Sorry, but pveperf measure FSYNC/SECOND. Other tools measuring the same value should return the same results. So what tool reports other values for FSYNC/SECOND?
 
Adding barrier=0 to the mount options with ext4 will show 3-5% better fsync/sec with ext4 compared to ext3.

Unfortunately, this is not always the case - we have seen large differences here depending on underlying hardware. Also, running ext4 with barrier=0 is considered unsafe (ext3 is known to work without problems).
 
I did not state pveperf is useless in general, what I was stating is that using pveperf on the current proxmox kernel to decide whether to use ext3 and ext4 is useless since the default mount options greatly favor performance for ext3.

Code:
"[COLOR=#000000]When comparing versus ext3,[/COLOR]    note that ext4 enables write barriers by default, while ext3 does
    not enable write barriers by default.  So it is useful to use
    explicitly specify whether barriers are enabled or not when via the
    '-o barriers=[0|1]' mount option for both ext3 and ext4 filesystems [COLOR=#000000]    for a fair comparison"
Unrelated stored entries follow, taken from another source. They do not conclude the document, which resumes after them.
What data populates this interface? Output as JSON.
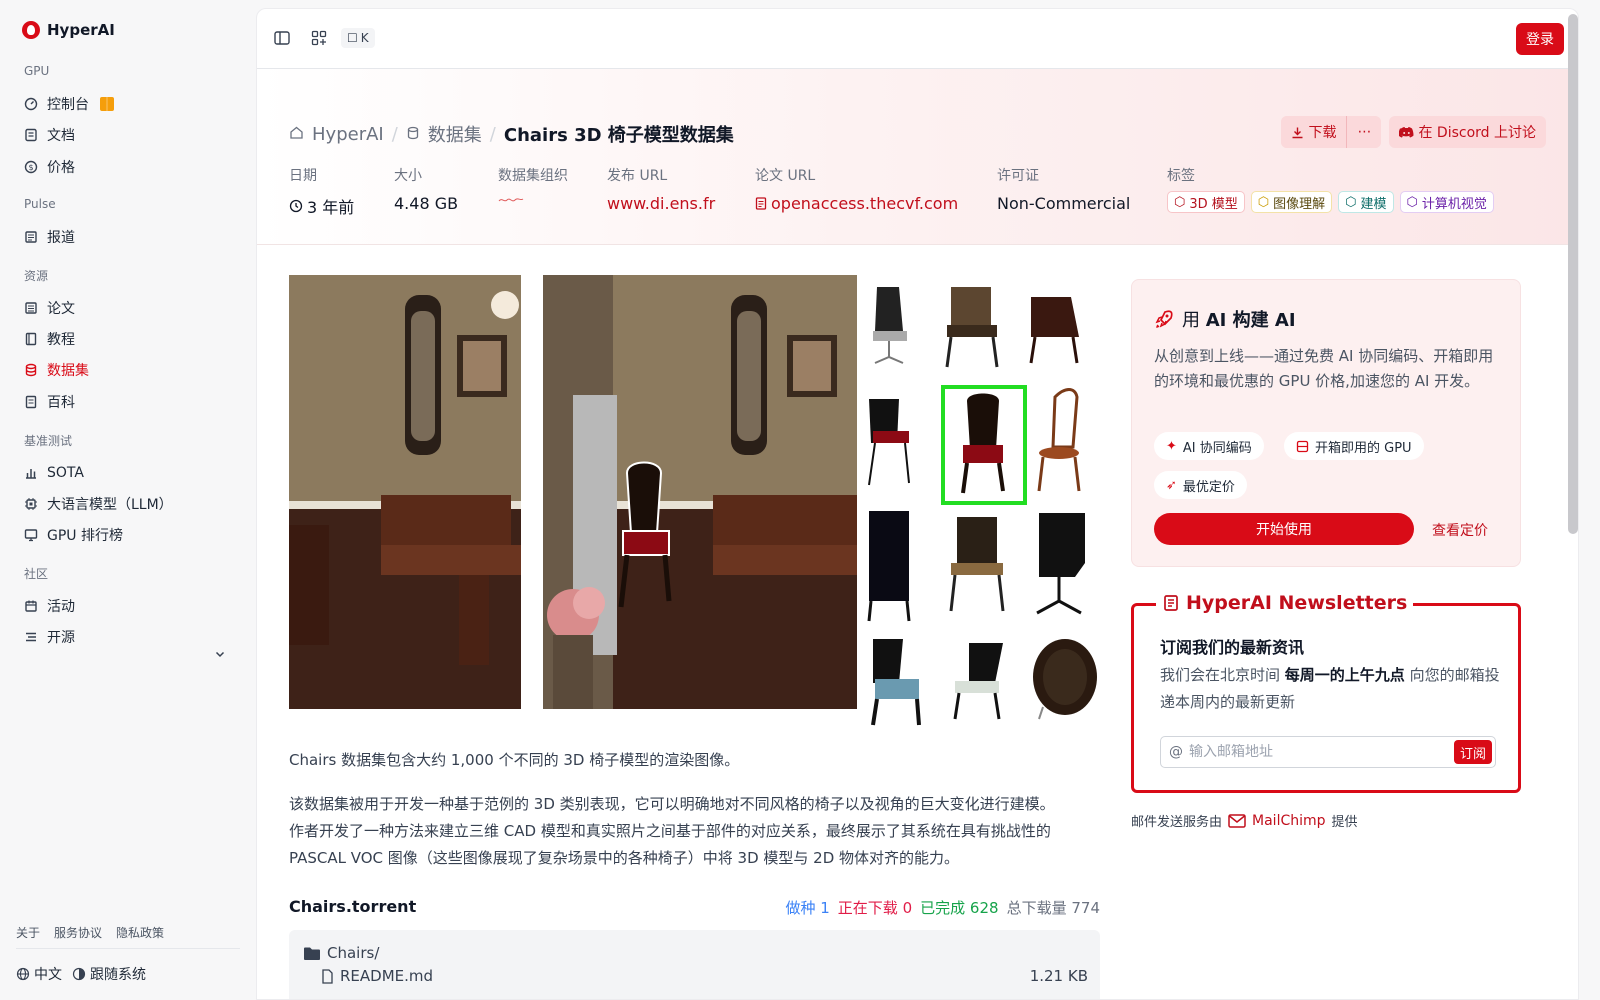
{
  "brand": {
    "name": "HyperAI"
  },
  "sidebar": {
    "sections": [
      {
        "label": "GPU",
        "items": [
          {
            "label": "控制台"
          },
          {
            "label": "文档"
          },
          {
            "label": "价格"
          }
        ]
      },
      {
        "label": "Pulse",
        "items": [
          {
            "label": "报道"
          }
        ]
      },
      {
        "label": "资源",
        "items": [
          {
            "label": "论文"
          },
          {
            "label": "教程"
          },
          {
            "label": "数据集",
            "active": true
          },
          {
            "label": "百科"
          }
        ]
      },
      {
        "label": "基准测试",
        "items": [
          {
            "label": "SOTA"
          },
          {
            "label": "大语言模型（LLM）"
          },
          {
            "label": "GPU 排行榜"
          }
        ]
      },
      {
        "label": "社区",
        "items": [
          {
            "label": "活动"
          },
          {
            "label": "开源"
          }
        ]
      }
    ],
    "footer_links": [
      "关于",
      "服务协议",
      "隐私政策"
    ],
    "language": "中文",
    "theme": "跟随系统"
  },
  "topbar": {
    "shortcut": "K",
    "login": "登录"
  },
  "breadcrumb": {
    "home": "HyperAI",
    "section": "数据集",
    "current": "Chairs 3D 椅子模型数据集"
  },
  "actions": {
    "download": "下载",
    "discord": "在 Discord 上讨论"
  },
  "meta": {
    "date_label": "日期",
    "date_value": "3 年前",
    "size_label": "大小",
    "size_value": "4.48 GB",
    "org_label": "数据集组织",
    "publish_label": "发布 URL",
    "publish_value": "www.di.ens.fr",
    "paper_label": "论文 URL",
    "paper_value": "openaccess.thecvf.com",
    "license_label": "许可证",
    "license_value": "Non-Commercial",
    "tags_label": "标签",
    "tags": [
      "3D 模型",
      "图像理解",
      "建模",
      "计算机视觉"
    ]
  },
  "content": {
    "intro": "Chairs 数据集包含大约 1,000 个不同的 3D 椅子模型的渲染图像。",
    "body_lines": [
      "该数据集被用于开发一种基于范例的 3D 类别表现，它可以明确地对不同风格的椅子以及视角的巨大变化进行建模。",
      "作者开发了一种方法来建立三维 CAD 模型和真实照片之间基于部件的对应关系，最终展示了其系统在具有挑战性的",
      "PASCAL VOC 图像（这些图像展现了复杂场景中的各种椅子）中将 3D 模型与 2D 物体对齐的能力。"
    ],
    "torrent_title": "Chairs.torrent",
    "stats": {
      "seed_label": "做种",
      "seed": "1",
      "downloading_label": "正在下载",
      "downloading": "0",
      "done_label": "已完成",
      "done": "628",
      "total_label": "总下载量",
      "total": "774"
    },
    "files": {
      "folder": "Chairs/",
      "file": "README.md",
      "file_size": "1.21 KB"
    }
  },
  "promo": {
    "title_prefix": "用 ",
    "title_bold": "AI 构建 AI",
    "text": "从创意到上线——通过免费 AI 协同编码、开箱即用的环境和最优惠的 GPU 价格,加速您的 AI 开发。",
    "chips": [
      "AI 协同编码",
      "开箱即用的 GPU",
      "最优定价"
    ],
    "start": "开始使用",
    "pricing": "查看定价"
  },
  "newsletter": {
    "title": "HyperAI Newsletters",
    "heading": "订阅我们的最新资讯",
    "text_a": "我们会在北京时间 ",
    "text_bold": "每周一的上午九点",
    "text_b": " 向您的邮箱投递本周内的最新更新",
    "placeholder": "输入邮箱地址",
    "subscribe": "订阅",
    "provider_prefix": "邮件发送服务由",
    "provider": "MailChimp",
    "provider_suffix": "提供"
  },
  "colors": {
    "accent": "#d90b17",
    "seed": "#3b82f6",
    "downloading": "#e11d48",
    "done": "#16a34a"
  }
}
[/COLOR][URL]https://www.kernel.org/doc/Documentation/filesystems/ext4.txt[/URL][COLOR=#000000]
[/COLOR]
 
Unfortunately, this is not always the case - we have seen large differences here depending on underlying hardware. Also, running ext4 with barrier=0 is considered unsafe (ext3 is known to work without problems).
Using ext4 with barrier=0 is as safe as using ext3 with barrier=0 due to the new default mount option:

Code:
auto_da_alloc(*)	Many broken applications don't use fsync() when 
noauto_da_alloc		replacing existing files via patterns such as
			fd = open("foo.new")/write(fd,..)/close(fd)/
			rename("foo.new", "foo"), or worse yet,
			fd = open("foo", O_TRUNC)/write(fd,..)/close(fd).
			If auto_da_alloc is enabled, ext4 will detect
			the replace-via-rename and replace-via-truncate
			patterns and force that any delayed allocation
			blocks are allocated such that at the next
			journal commit, in the default data=ordered
			mode, the data blocks of the new file are forced
			to disk before the rename() operation is
			committed.  This provides roughly the same level
			of guarantees as ext3, and avoids the
			"zero-length" problem that can happen when a
			system crashes before the delayed allocation
			blocks are forced to disk.
 
Why is barrier=1 the default then?
It is the other way round. It is a bug by Redhat that ext3's default mount option is barrier=0 for ext3. This is strictly against recommendations from Ted Ts'o (http://lwn.net/Articles/283161/) since using barrier=0 for ext3 is as insecure as using it for ext4. So if you are concerned with security you should change ext3 to use barrier=1 as well and settle with the horrible performance. If you do not want to change default mount option for ext3 you should do the same for ext4. Sticking to the current situation with barrier=0 for ext3 and barrier=1 for ext4 and then claim ext3 is superior and thereby the recommend way is obtuse.
 
So you will do that change for ext4 as well?

No. Ext4 always had barrier=1, and seems anybody recommends running it that way.

But you can simply change the mount options, that is completely up to you.